Rhode Island passes marriage equality through committee, endorsed by GOP


The Rhode Island Senate has passed marriage equality legislation through a Senate Judiciary Committee today with a 7-4 vote following an earlier endorsement by Republican senators in favor of the bill. 

Those Republican senators endorsed marriage equality with a unanimous decision via a letter, declaring that “gay and lesbian couples deserve to be treated equally under the law.”

The legislation is expected to be heard by the full 38 member Senate tomorrow. 

“Our Senate Republican Caucus is deeply committed to the values of freedom, liberty and limited government,” said the letter. “In accordance with those values, we believe that freedom means freedom for everyone, and that every citizen of Rhode Island deserves the freedom to marry the person they love.”

Rhode Island for Marriage United Campaign Director Ray Sullivan was happy to see the entire Senate Republican Caucus approve the legislation.
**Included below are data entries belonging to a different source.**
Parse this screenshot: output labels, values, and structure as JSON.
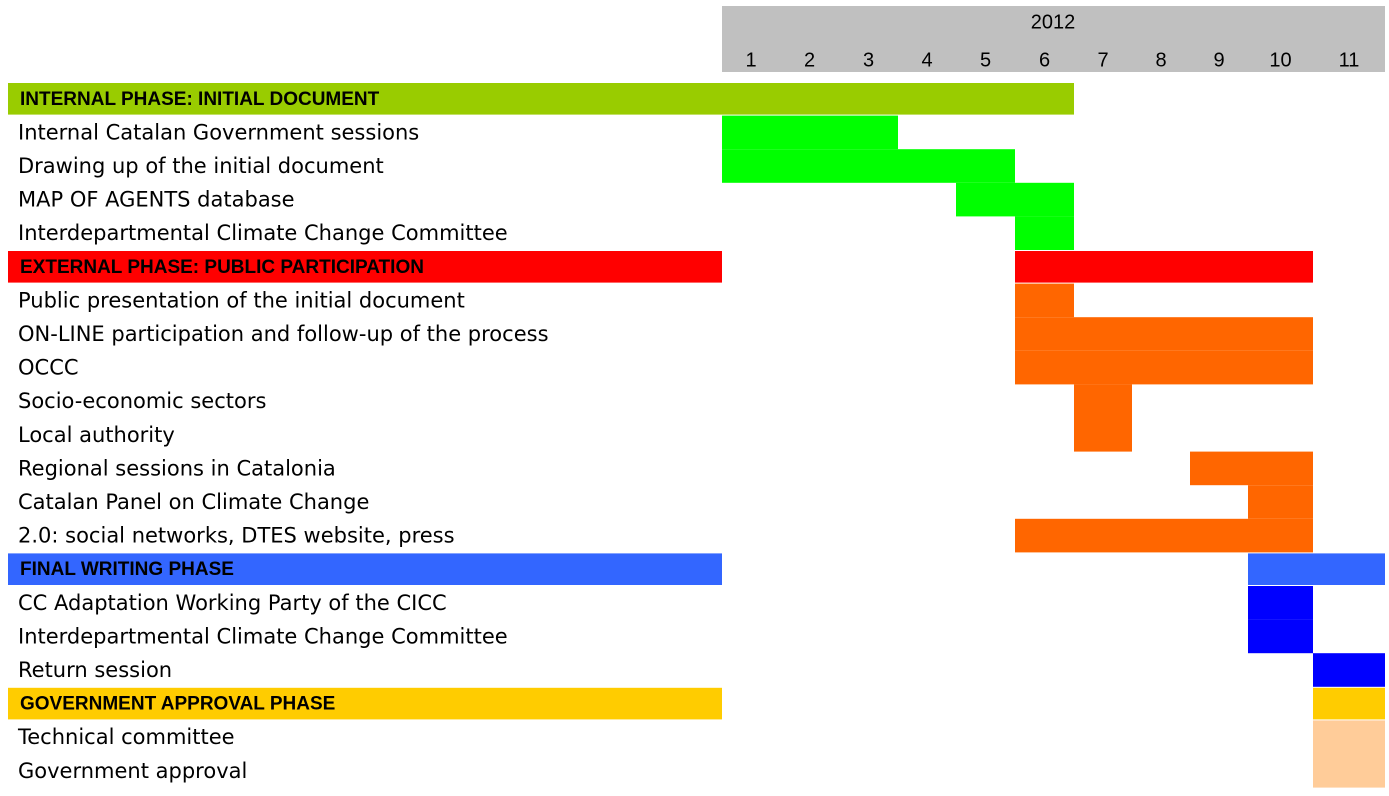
{
  "chart_data": {
    "type": "gantt",
    "year": "2012",
    "months": [
      1,
      2,
      3,
      4,
      5,
      6,
      7,
      8,
      9,
      10,
      11
    ],
    "phases": [
      {
        "name": "INTERNAL PHASE: INITIAL DOCUMENT",
        "color": "#99cc00",
        "bar_color": "#00ff00",
        "start": 1,
        "end": 6,
        "tasks": [
          {
            "name": "Internal Catalan Government sessions",
            "start": 1,
            "end": 3
          },
          {
            "name": "Drawing up of the initial document",
            "start": 1,
            "end": 5
          },
          {
            "name": "MAP OF AGENTS database",
            "start": 5,
            "end": 6
          },
          {
            "name": "Interdepartmental Climate Change Committee",
            "start": 6,
            "end": 6
          }
        ]
      },
      {
        "name": "EXTERNAL PHASE: PUBLIC PARTICIPATION",
        "color": "#ff0000",
        "bar_color": "#ff6600",
        "start": 6,
        "end": 10,
        "tasks": [
          {
            "name": "Public presentation of the initial document",
            "start": 6,
            "end": 6
          },
          {
            "name": "ON-LINE participation and follow-up of the process",
            "start": 6,
            "end": 10
          },
          {
            "name": "OCCC",
            "start": 6,
            "end": 10
          },
          {
            "name": "Socio-economic sectors",
            "start": 7,
            "end": 7
          },
          {
            "name": "Local authority",
            "start": 7,
            "end": 7
          },
          {
            "name": "Regional sessions in Catalonia",
            "start": 9,
            "end": 10
          },
          {
            "name": "Catalan Panel on Climate Change",
            "start": 10,
            "end": 10
          },
          {
            "name": "2.0: social networks, DTES website, press",
            "start": 6,
            "end": 10
          }
        ]
      },
      {
        "name": "FINAL WRITING PHASE",
        "color": "#3366ff",
        "bar_color": "#0000ff",
        "start": 10,
        "end": 11,
        "tasks": [
          {
            "name": "CC Adaptation Working Party of the CICC",
            "start": 10,
            "end": 10
          },
          {
            "name": "Interdepartmental Climate Change Committee",
            "start": 10,
            "end": 10
          },
          {
            "name": "Return session",
            "start": 11,
            "end": 11
          }
        ]
      },
      {
        "name": "GOVERNMENT APPROVAL PHASE",
        "color": "#ffcc00",
        "bar_color": "#ffcc99",
        "start": 11,
        "end": 11,
        "tasks": [
          {
            "name": "Technical committee",
            "start": 11,
            "end": 11
          },
          {
            "name": "Government approval",
            "start": 11,
            "end": 11
          }
        ]
      }
    ]
  }
}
“We applaud their courage and their conviction in standing up for all loving, committed couples and their freedom to marry,” he said in a press release. “That this is the first legislative caucus of either party to unanimously support marriage equality is a testament to the bravery and strength of character of these five senators. We thank them for their support, and look forward to their voting in favor of S38.”  
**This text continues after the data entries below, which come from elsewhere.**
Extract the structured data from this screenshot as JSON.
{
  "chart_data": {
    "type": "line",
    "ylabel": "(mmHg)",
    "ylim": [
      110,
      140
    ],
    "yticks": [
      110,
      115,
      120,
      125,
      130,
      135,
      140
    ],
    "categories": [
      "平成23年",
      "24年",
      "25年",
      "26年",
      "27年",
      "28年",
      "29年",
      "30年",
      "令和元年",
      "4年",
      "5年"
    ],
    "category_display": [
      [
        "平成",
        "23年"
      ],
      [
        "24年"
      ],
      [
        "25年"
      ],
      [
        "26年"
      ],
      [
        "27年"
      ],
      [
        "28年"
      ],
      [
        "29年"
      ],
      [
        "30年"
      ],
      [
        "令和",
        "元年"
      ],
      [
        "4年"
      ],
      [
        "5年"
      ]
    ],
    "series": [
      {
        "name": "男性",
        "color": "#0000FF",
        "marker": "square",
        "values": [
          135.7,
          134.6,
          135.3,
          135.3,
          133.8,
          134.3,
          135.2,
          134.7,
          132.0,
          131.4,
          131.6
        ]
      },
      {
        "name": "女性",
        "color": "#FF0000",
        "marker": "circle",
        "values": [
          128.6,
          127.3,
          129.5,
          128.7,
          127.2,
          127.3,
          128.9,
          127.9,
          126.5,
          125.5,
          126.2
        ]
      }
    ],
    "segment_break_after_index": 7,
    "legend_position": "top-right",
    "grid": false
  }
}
Senate Bill 38 extends civil aspects to all citizens of Rhode Island with gay couples receiving equal treatment under the law while protecting the freedom of religion.

“At the same time churches, synagogues and mosques in our state must be free to exercise their faith and their sacraments as they see fit,” the letter continues, “this bill strikes the right balance and should be passed by the Senate.”

With only five Republicans in the 38-member Senate, they have joined 209 other Republican state legislators across the US who have officially supported marriage equality. 

“The unanimous endorsement from the Senate Republican Caucus shows that marriage for gay and lesbian couples isn’t a partisan issue — but an issue of fairness that supersedes politics,” said Sullivan. “We’re incredibly grateful for the support of these five courageous senators.”

According to a February poll from Brown University, 60 percent of Rhode Island citizens support marriage equality, a three percent increase from a previous poll the university conducted the month before.

“As a united Senate Republican Caucus, we are proud to add our voices to reaffirm the principles of freedom and equality under the law,” the letter concluded. “The Rhode Island Senate GOP Caucus [is]the first legislative caucus of either political party in any state to unanimously support the freedom to marry.”